Début mars, une nouvelle vague est apparue, qui s’est déplacée vers l’est au fil du temps.
Pendant ce temps, à la mi-mai, la mer autour du Pérou était plus haute de plus de 5,9 pouces (15 centimètres) que d’habitude.
“Bien que l’événement de cette année ait commencé un peu plus tard que les grands El Niños de 2015 et 1997, il commence à rattraper son retard”, a déclaré Josh Willis, chercheur sur le niveau de la mer au Jet Propulsion Laboratory de la NASA.

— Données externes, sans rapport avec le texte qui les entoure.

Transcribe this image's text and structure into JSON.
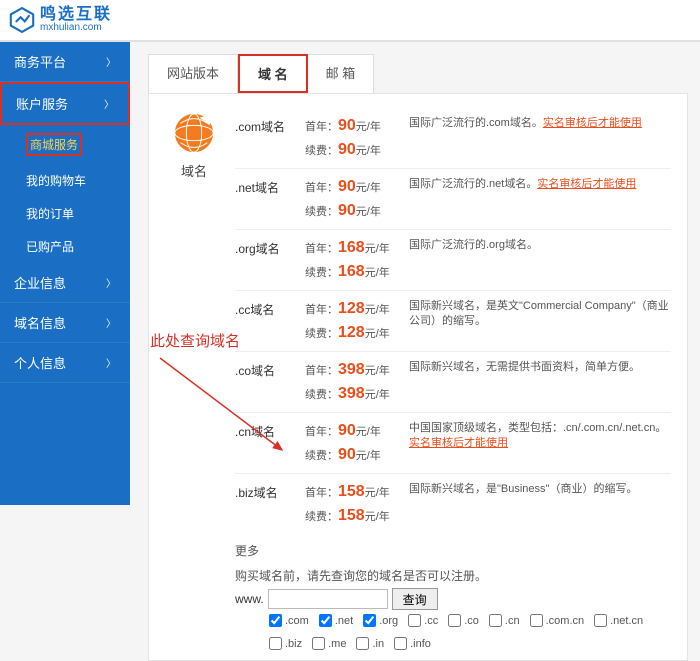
{
  "brand": {
    "cn": "鸣选互联",
    "en": "mxhulian.com"
  },
  "sidebar": {
    "items": [
      {
        "label": "商务平台",
        "expandable": true
      },
      {
        "label": "账户服务",
        "expandable": true,
        "highlightBox": true,
        "children": [
          {
            "label": "商城服务",
            "highlight": true,
            "box": true
          },
          {
            "label": "我的购物车"
          },
          {
            "label": "我的订单"
          },
          {
            "label": "已购产品"
          }
        ]
      },
      {
        "label": "企业信息",
        "expandable": true
      },
      {
        "label": "域名信息",
        "expandable": true
      },
      {
        "label": "个人信息",
        "expandable": true
      }
    ]
  },
  "tabs": [
    {
      "label": "网站版本"
    },
    {
      "label": "域 名",
      "active": true
    },
    {
      "label": "邮 箱"
    }
  ],
  "domainIconLabel": "域名",
  "priceLabels": {
    "first": "首年：",
    "renew": "续费：",
    "unit": "元/年"
  },
  "domains": [
    {
      "ext": ".com域名",
      "first": "90",
      "renew": "90",
      "desc": "国际广泛流行的.com域名。",
      "link": "实名审核后才能使用"
    },
    {
      "ext": ".net域名",
      "first": "90",
      "renew": "90",
      "desc": "国际广泛流行的.net域名。",
      "link": "实名审核后才能使用"
    },
    {
      "ext": ".org域名",
      "first": "168",
      "renew": "168",
      "desc": "国际广泛流行的.org域名。"
    },
    {
      "ext": ".cc域名",
      "first": "128",
      "renew": "128",
      "desc": "国际新兴域名，是英文\"Commercial Company\"（商业公司）的缩写。"
    },
    {
      "ext": ".co域名",
      "first": "398",
      "renew": "398",
      "desc": "国际新兴域名，无需提供书面资料，简单方便。"
    },
    {
      "ext": ".cn域名",
      "first": "90",
      "renew": "90",
      "desc": "中国国家顶级域名，类型包括：.cn/.com.cn/.net.cn。",
      "link": "实名审核后才能使用"
    },
    {
      "ext": ".biz域名",
      "first": "158",
      "renew": "158",
      "desc": "国际新兴域名，是\"Business\"（商业）的缩写。"
    }
  ],
  "moreLabel": "更多",
  "query": {
    "tip": "购买域名前，请先查询您的域名是否可以注册。",
    "prefix": "www.",
    "placeholder": "",
    "button": "查询",
    "checks": [
      {
        "label": ".com",
        "checked": true
      },
      {
        "label": ".net",
        "checked": true
      },
      {
        "label": ".org",
        "checked": true
      },
      {
        "label": ".cc",
        "checked": false
      },
      {
        "label": ".co",
        "checked": false
      },
      {
        "label": ".cn",
        "checked": false
      },
      {
        "label": ".com.cn",
        "checked": false
      },
      {
        "label": ".net.cn",
        "checked": false
      },
      {
        "label": ".biz",
        "checked": false
      },
      {
        "label": ".me",
        "checked": false
      },
      {
        "label": ".in",
        "checked": false
      },
      {
        "label": ".info",
        "checked": false
      }
    ]
  },
  "annotation": "此处查询域名"
}
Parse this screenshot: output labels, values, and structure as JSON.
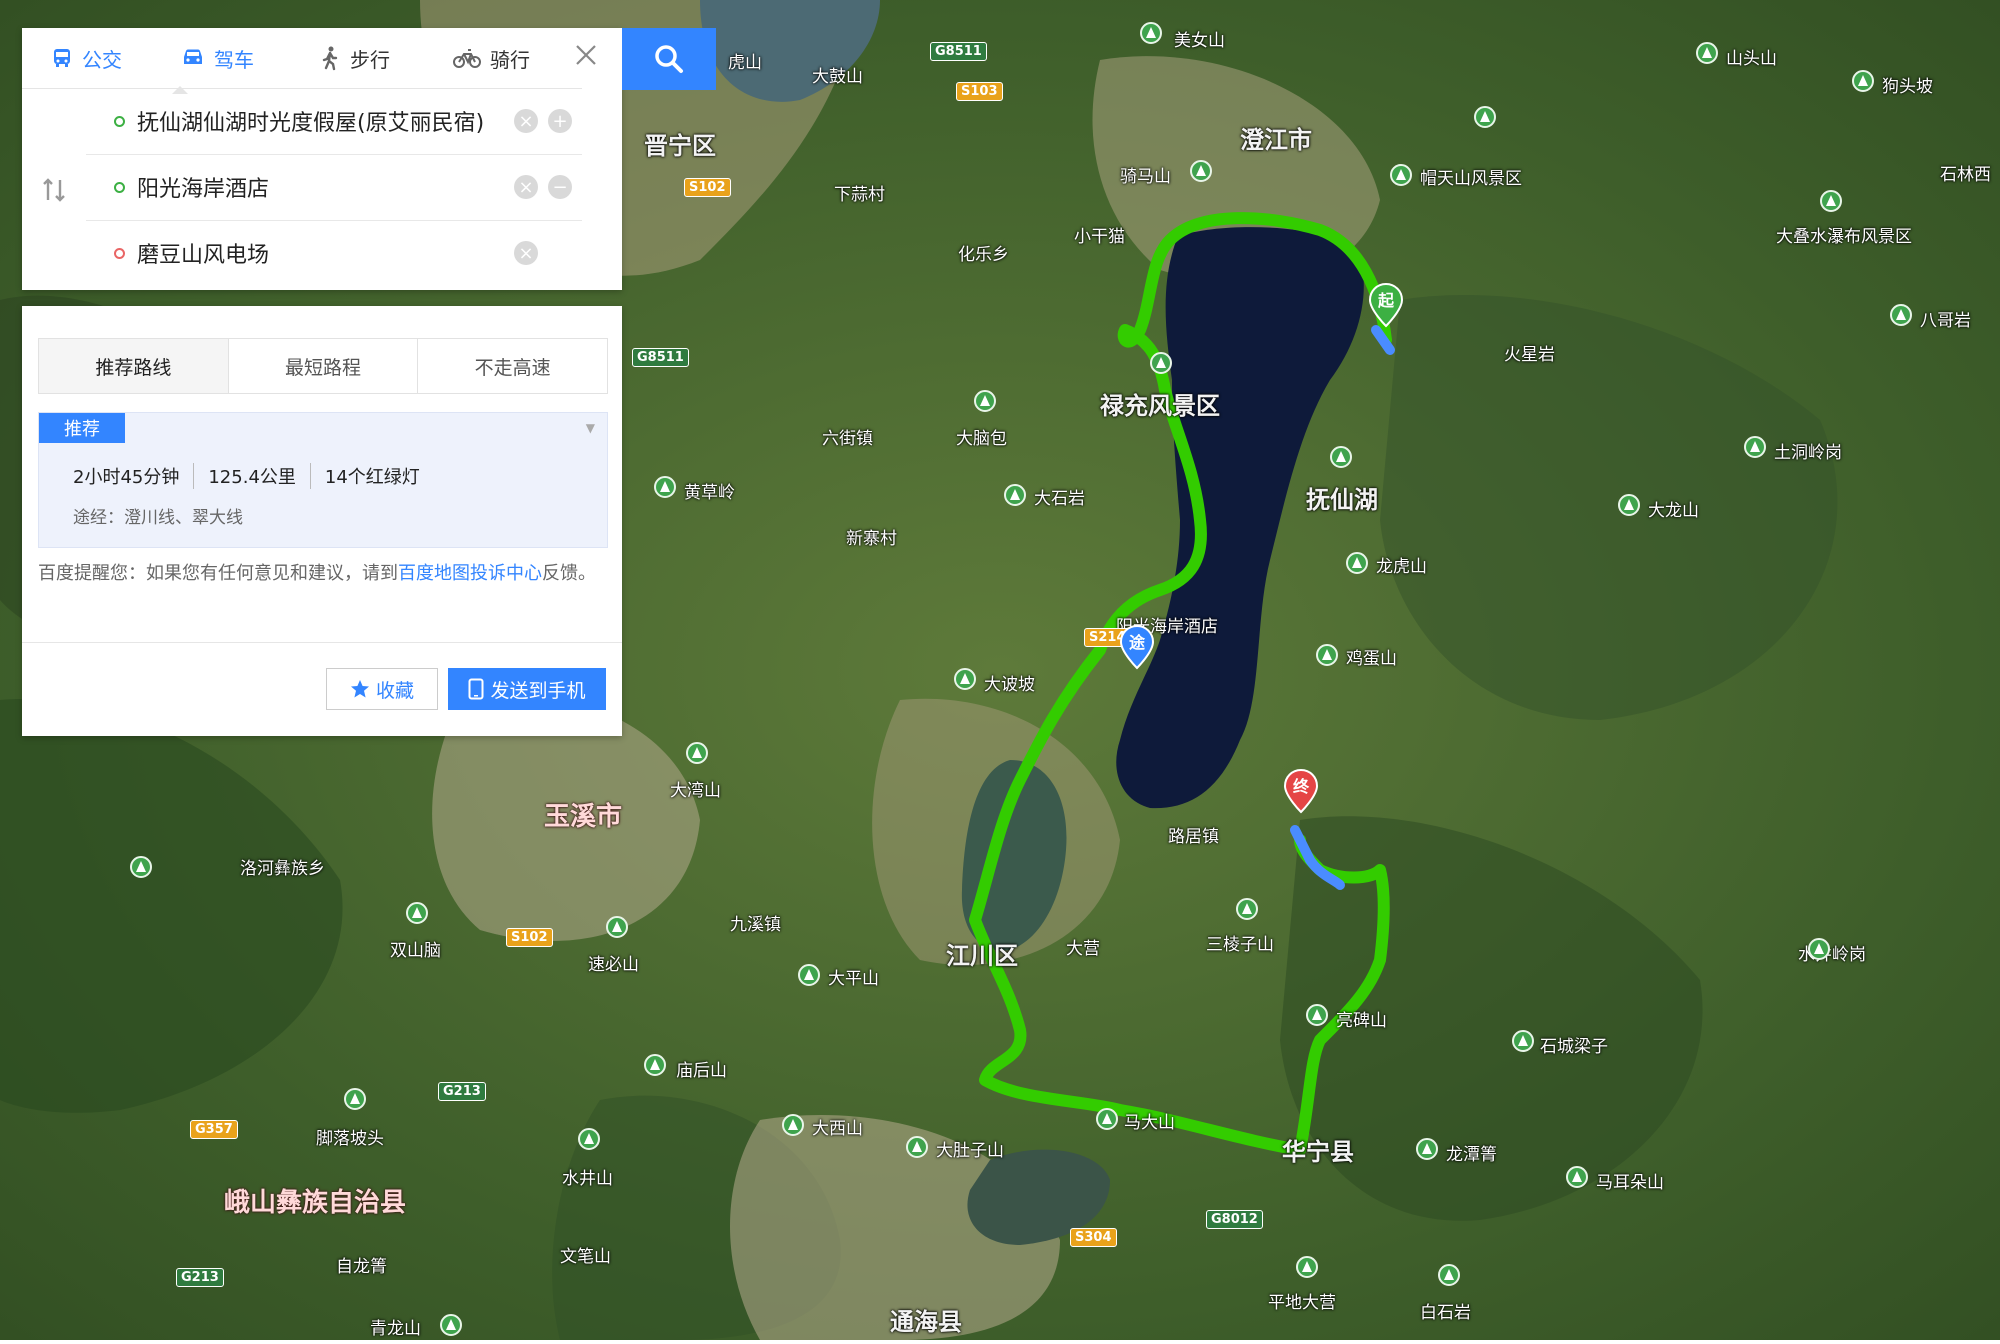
{
  "modes": [
    {
      "label": "公交",
      "icon": "bus-icon"
    },
    {
      "label": "驾车",
      "icon": "car-icon"
    },
    {
      "label": "步行",
      "icon": "walk-icon"
    },
    {
      "label": "骑行",
      "icon": "bike-icon"
    }
  ],
  "route": {
    "start": "抚仙湖仙湖时光度假屋(原艾丽民宿)",
    "via": "阳光海岸酒店",
    "end": "磨豆山风电场",
    "add_symbol": "+",
    "remove_symbol": "−",
    "clear_symbol": "×"
  },
  "tabs": [
    "推荐路线",
    "最短路程",
    "不走高速"
  ],
  "recommend": {
    "badge": "推荐",
    "duration": "2小时45分钟",
    "distance": "125.4公里",
    "lights": "14个红绿灯",
    "via": "途经：澄川线、翠大线"
  },
  "notice": {
    "prefix": "百度提醒您：如果您有任何意见和建议，请到",
    "link": "百度地图投诉中心",
    "suffix": "反馈。"
  },
  "buttons": {
    "favorite": "收藏",
    "send": "发送到手机"
  },
  "markers": {
    "start": "起",
    "via": "途",
    "end": "终"
  },
  "map_labels": [
    {
      "text": "澄江市",
      "cls": "big"
    },
    {
      "text": "晋宁区",
      "cls": "big"
    },
    {
      "text": "玉溪市",
      "cls": "city"
    },
    {
      "text": "江川区",
      "cls": "big"
    },
    {
      "text": "华宁县",
      "cls": "big"
    },
    {
      "text": "通海县",
      "cls": "big"
    },
    {
      "text": "峨山彝族自治县",
      "cls": "city"
    },
    {
      "text": "禄充风景区",
      "cls": "big"
    },
    {
      "text": "抚仙湖",
      "cls": "big"
    },
    {
      "text": "帽天山风景区",
      "cls": ""
    },
    {
      "text": "大叠水瀑布风景区",
      "cls": ""
    },
    {
      "text": "美女山",
      "cls": ""
    },
    {
      "text": "骑马山",
      "cls": ""
    },
    {
      "text": "火星岩",
      "cls": ""
    },
    {
      "text": "大脑包",
      "cls": ""
    },
    {
      "text": "大石岩",
      "cls": ""
    },
    {
      "text": "黄草岭",
      "cls": ""
    },
    {
      "text": "龙虎山",
      "cls": ""
    },
    {
      "text": "鸡蛋山",
      "cls": ""
    },
    {
      "text": "大诐坡",
      "cls": ""
    },
    {
      "text": "大湾山",
      "cls": ""
    },
    {
      "text": "路居镇",
      "cls": ""
    },
    {
      "text": "三棱子山",
      "cls": ""
    },
    {
      "text": "亮碑山",
      "cls": ""
    },
    {
      "text": "马大山",
      "cls": ""
    },
    {
      "text": "大肚子山",
      "cls": ""
    },
    {
      "text": "大平山",
      "cls": ""
    },
    {
      "text": "庙后山",
      "cls": ""
    },
    {
      "text": "大西山",
      "cls": ""
    },
    {
      "text": "速必山",
      "cls": ""
    },
    {
      "text": "双山脑",
      "cls": ""
    },
    {
      "text": "洛河彝族乡",
      "cls": ""
    },
    {
      "text": "脚落坡头",
      "cls": ""
    },
    {
      "text": "水井山",
      "cls": ""
    },
    {
      "text": "文笔山",
      "cls": ""
    },
    {
      "text": "石城梁子",
      "cls": ""
    },
    {
      "text": "龙潭箐",
      "cls": ""
    },
    {
      "text": "马耳朵山",
      "cls": ""
    },
    {
      "text": "土洞岭岗",
      "cls": ""
    },
    {
      "text": "大龙山",
      "cls": ""
    },
    {
      "text": "水井岭岗",
      "cls": ""
    },
    {
      "text": "山头山",
      "cls": ""
    },
    {
      "text": "狗头坡",
      "cls": ""
    },
    {
      "text": "八哥岩",
      "cls": ""
    },
    {
      "text": "石林西",
      "cls": ""
    },
    {
      "text": "平地大营",
      "cls": ""
    },
    {
      "text": "白石岩",
      "cls": ""
    },
    {
      "text": "九溪镇",
      "cls": ""
    },
    {
      "text": "六街镇",
      "cls": ""
    },
    {
      "text": "青龙山",
      "cls": ""
    },
    {
      "text": "自龙箐",
      "cls": ""
    },
    {
      "text": "小干猫",
      "cls": ""
    },
    {
      "text": "化乐乡",
      "cls": ""
    },
    {
      "text": "下蒜村",
      "cls": ""
    },
    {
      "text": "大鼓山",
      "cls": ""
    },
    {
      "text": "虎山",
      "cls": ""
    },
    {
      "text": "新寨村",
      "cls": ""
    },
    {
      "text": "大营",
      "cls": ""
    },
    {
      "text": "阳光海岸酒店",
      "cls": ""
    }
  ],
  "roads": [
    "G8511",
    "S103",
    "S102",
    "G8511",
    "S214",
    "S102",
    "G213",
    "G357",
    "G213",
    "S304",
    "G8012"
  ]
}
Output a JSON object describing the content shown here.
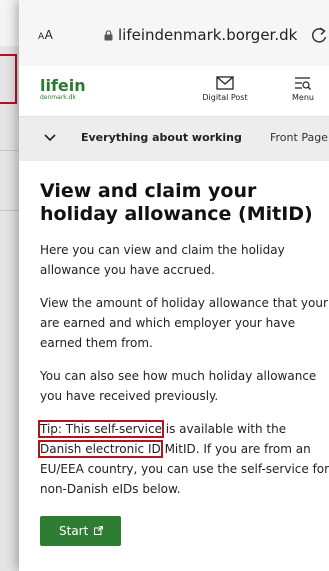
{
  "browser": {
    "text_size_label_small": "A",
    "text_size_label_large": "A",
    "url": "lifeindenmark.borger.dk"
  },
  "site": {
    "logo_main": "lifein",
    "logo_sub": "denmark.dk",
    "digital_post_label": "Digital Post",
    "menu_label": "Menu"
  },
  "breadcrumb": {
    "current": "Everything about working",
    "next": "Front Page"
  },
  "main": {
    "title": "View and claim your holiday allowance (MitID)",
    "p1": "Here you can view and claim the holiday allowance you have accrued.",
    "p2": "View the amount of holiday allowance that your are earned and which employer your have earned them from.",
    "p3": "You can also see how much holiday allowance you have received previously.",
    "tip_highlight": "Tip: This self-service",
    "tip_rest1": " is available with the ",
    "tip_highlight2": "Danish electronic ID",
    "tip_rest2": " MitID. If you are from an EU/EEA country, you can use the self-service for non-Danish eIDs below.",
    "start_label": "Start"
  },
  "colors": {
    "accent_green": "#2e7d32",
    "highlight_red": "#b3141e"
  }
}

“Nous verrons quelle ampleur cela prendra.”
Lorsque El Niño arrivera, l’Organisation météorologique mondiale affirme que nous pouvons nous attendre à des températures supérieures à la normale dans « presque toutes les régions du monde ».
Les signaux de chaleur les plus forts sont prévus dans le sud et l’ouest de l’Amérique du Nord, en Amérique centrale, dans les Caraïbes, en Europe, en Afrique du Nord et dans une grande partie de l’Asie.
Les régions du nord de l’Asie pourraient également être plus chaudes que d’habitude, même si les prévisions y sont moins certaines.
Des conditions plus chaudes que la normale sont également attendues dans de nombreuses régions de l’hémisphère sud.
Le nord de l’Amérique du Sud connaîtra probablement le réchauffement le plus fort, tandis que l’Afrique australe devrait connaître des températures largement supérieures à la normale.
En Australie, des conditions plus chaudes sont attendues principalement le long des côtes ouest, sud et est, sans tendance claire dans le nord.
Les régions tropicales du monde entier devraient également être plus chaudes que la normale, en particulier l’Afrique équatoriale et certaines parties de l’Asie du Sud-Est et du continent maritime.